My work varies greatly in size and complexity. I always strive for quality pieces with graceful flowing lines and pleasing shapes. I employ a broad range of techniques and am constantly borrowing and adapting ideas from others. I often try to combine ideas about form, subject matter and methods, in unique ways to express my own values (balance, unity and the inherent beauty in nature).

In my shop, very little goes to waste. The cut-offs from larger projects become stock for smaller works (bottle stoppers, pens, razors, spinning tops); the shavings become fodder for compost; and the pieces that don’t turn out as planned, become designer fuel for my backyard firepit. I am particularly drawn to wood with irregular grain, natural edges, bark inclusions, interesting figure and occasional cracks. I try to exploit the unique characteristics in each piece of wood to uncover the subtle stories hidden under the bark.
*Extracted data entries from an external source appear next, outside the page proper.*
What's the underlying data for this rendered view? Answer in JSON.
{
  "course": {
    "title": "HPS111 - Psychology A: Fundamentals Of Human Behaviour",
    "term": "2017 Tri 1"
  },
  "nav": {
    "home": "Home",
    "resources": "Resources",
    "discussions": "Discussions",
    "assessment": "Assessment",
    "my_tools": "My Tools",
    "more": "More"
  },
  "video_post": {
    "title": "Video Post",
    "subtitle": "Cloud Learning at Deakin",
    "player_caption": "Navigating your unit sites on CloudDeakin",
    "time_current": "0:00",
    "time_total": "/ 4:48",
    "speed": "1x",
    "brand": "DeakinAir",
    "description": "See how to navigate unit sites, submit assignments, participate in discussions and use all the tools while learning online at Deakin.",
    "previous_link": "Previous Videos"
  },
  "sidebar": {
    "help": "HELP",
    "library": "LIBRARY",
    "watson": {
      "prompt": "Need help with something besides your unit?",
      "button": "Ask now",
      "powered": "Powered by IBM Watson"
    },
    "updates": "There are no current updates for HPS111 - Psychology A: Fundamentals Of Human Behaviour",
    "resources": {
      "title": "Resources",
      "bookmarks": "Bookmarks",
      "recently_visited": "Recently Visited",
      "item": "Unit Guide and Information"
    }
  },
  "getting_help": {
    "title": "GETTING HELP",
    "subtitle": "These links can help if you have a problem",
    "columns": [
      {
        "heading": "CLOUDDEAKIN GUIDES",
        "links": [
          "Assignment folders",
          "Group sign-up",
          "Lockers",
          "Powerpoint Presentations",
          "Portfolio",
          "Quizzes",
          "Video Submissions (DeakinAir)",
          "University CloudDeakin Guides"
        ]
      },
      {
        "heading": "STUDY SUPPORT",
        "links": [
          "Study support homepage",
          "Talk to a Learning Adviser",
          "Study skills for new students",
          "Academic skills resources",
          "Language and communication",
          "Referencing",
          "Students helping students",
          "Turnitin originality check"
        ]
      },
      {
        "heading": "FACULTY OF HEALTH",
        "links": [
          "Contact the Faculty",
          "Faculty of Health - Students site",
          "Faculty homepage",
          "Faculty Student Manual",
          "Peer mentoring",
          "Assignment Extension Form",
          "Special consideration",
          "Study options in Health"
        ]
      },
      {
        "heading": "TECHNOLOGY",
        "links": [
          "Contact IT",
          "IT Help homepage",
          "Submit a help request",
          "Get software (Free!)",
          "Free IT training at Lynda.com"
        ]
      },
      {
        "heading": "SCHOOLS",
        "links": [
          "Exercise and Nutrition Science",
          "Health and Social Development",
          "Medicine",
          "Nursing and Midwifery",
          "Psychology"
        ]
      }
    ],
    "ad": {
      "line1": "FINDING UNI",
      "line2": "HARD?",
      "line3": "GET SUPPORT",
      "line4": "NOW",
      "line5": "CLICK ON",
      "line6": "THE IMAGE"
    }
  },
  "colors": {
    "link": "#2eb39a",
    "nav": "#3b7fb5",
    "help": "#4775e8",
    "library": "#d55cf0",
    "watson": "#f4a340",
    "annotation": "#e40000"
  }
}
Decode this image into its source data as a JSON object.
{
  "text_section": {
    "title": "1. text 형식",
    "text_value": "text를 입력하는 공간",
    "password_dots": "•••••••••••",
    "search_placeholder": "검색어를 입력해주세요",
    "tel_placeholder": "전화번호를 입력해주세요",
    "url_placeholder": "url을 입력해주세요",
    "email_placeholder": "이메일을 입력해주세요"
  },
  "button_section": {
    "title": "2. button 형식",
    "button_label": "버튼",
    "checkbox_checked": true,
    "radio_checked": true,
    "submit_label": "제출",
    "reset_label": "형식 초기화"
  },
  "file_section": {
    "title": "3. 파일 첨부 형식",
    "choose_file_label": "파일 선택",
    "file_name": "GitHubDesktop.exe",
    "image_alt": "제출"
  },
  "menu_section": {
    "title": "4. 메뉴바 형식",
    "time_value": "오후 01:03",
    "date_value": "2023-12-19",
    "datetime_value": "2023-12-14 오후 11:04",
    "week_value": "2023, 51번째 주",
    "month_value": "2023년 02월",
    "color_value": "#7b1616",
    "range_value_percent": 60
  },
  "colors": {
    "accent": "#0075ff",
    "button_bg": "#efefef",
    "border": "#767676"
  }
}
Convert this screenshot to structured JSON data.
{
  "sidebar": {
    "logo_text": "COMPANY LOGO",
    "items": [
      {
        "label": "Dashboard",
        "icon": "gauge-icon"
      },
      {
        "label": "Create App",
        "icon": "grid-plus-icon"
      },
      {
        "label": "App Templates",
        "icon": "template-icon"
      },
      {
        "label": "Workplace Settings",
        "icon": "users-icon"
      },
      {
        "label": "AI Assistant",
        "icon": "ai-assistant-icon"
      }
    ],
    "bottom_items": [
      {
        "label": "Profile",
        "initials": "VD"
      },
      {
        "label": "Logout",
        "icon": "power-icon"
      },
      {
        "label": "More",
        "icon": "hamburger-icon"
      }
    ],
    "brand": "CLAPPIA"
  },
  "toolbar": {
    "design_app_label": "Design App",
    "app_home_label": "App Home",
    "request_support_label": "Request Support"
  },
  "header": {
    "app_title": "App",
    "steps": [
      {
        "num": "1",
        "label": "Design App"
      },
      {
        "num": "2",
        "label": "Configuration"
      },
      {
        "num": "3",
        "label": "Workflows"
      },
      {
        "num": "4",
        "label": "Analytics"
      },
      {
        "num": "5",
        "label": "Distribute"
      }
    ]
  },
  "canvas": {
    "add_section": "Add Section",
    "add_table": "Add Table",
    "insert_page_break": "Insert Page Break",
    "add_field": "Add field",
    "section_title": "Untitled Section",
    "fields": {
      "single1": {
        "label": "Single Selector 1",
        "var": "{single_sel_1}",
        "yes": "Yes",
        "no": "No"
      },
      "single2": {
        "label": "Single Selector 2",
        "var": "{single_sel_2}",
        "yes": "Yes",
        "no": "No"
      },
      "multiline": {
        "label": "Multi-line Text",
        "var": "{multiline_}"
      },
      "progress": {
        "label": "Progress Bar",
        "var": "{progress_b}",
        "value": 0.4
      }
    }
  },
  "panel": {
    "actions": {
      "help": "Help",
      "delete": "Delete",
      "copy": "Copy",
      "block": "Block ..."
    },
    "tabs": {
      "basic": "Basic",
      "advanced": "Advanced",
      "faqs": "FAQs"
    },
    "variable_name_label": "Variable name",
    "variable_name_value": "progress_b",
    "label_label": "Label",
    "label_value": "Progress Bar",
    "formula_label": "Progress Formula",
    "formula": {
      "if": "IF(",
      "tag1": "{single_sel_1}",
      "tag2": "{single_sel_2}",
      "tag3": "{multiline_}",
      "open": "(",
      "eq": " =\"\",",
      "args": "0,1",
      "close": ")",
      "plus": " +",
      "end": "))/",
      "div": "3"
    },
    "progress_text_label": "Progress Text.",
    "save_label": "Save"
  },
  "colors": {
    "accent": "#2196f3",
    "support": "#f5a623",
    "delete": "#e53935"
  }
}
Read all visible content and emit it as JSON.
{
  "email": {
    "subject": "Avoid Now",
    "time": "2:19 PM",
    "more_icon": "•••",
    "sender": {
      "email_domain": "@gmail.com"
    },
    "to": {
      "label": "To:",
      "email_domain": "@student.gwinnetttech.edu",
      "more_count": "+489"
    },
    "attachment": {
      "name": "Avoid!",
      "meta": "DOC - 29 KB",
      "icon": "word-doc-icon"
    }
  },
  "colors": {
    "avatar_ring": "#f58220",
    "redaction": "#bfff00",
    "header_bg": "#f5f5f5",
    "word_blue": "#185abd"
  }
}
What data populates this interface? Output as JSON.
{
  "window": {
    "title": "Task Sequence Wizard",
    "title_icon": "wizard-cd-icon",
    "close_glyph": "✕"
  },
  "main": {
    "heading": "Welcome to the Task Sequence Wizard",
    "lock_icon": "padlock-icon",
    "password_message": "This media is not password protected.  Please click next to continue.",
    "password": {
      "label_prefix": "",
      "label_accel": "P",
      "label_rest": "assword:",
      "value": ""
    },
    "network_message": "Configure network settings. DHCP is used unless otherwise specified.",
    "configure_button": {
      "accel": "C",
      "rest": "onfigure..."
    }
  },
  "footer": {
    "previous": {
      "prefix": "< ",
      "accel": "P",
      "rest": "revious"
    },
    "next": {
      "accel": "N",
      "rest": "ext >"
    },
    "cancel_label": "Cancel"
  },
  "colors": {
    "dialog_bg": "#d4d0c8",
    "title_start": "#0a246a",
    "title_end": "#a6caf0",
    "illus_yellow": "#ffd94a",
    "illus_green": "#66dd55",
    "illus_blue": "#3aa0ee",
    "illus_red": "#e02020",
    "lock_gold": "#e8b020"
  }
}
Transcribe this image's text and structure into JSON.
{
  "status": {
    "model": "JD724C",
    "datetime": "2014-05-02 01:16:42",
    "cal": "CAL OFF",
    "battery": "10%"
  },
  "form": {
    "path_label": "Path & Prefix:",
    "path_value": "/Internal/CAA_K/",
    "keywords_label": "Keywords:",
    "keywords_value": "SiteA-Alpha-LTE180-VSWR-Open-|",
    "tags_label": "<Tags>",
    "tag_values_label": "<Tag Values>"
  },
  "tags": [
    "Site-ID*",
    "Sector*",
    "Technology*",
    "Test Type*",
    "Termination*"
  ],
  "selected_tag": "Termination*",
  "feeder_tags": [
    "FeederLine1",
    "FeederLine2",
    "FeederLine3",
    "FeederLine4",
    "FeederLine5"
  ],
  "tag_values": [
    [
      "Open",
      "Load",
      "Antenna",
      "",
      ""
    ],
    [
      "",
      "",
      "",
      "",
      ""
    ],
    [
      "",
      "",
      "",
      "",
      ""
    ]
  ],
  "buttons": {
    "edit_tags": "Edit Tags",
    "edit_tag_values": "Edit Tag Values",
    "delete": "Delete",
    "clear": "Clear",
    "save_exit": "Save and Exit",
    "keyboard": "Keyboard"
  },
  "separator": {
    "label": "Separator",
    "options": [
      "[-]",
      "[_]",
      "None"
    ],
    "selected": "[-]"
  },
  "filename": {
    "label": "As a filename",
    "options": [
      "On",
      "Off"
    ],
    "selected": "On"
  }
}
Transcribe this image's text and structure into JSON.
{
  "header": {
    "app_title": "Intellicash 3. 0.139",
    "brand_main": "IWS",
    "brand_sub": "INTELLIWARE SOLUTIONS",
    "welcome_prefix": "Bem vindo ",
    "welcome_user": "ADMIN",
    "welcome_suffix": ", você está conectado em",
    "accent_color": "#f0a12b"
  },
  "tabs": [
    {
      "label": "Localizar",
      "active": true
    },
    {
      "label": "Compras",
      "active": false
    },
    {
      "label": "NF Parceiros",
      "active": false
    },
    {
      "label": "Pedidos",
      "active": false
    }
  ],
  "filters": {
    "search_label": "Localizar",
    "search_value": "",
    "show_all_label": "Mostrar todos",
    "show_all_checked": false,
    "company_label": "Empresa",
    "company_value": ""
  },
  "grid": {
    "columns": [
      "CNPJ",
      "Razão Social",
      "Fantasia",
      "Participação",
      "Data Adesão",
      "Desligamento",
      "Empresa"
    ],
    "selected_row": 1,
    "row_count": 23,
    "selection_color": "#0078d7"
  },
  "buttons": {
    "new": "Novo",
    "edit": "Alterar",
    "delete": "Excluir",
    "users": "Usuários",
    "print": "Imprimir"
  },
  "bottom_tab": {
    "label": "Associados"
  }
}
A brief description of some techniques follows.
Segmented Bowls

These bowls are typically crafted from reclaimed hardwood flooring. Each bowl contains 120+ pieces of wood. Segmented woodturning is a process that combines different materials, tools, skill, form, precision, artistry, logic and patience. Segmented turning allows me to create whatever size and shape I want because I am not limited by the physical characteristics of a single piece of wood. It starts with creating a design, cutting little pieces of wood at precise angles and gluing the pieces together to form circular rings. Next the circular rings are stacked and glued one on top the other. A solid ring is glued to the bottom and then the whole stack is mounted on the lathe. The piece is turned, inside and out, to remove the corners and reveal the final shape. The bowl is then sanded and several layers of protective food-safe finish are applied. Consideration for grain orientation, wood movement, and a commitment to accuracy at every stage, are critical in this type of work. It takes about 40 hours to complete one bowl.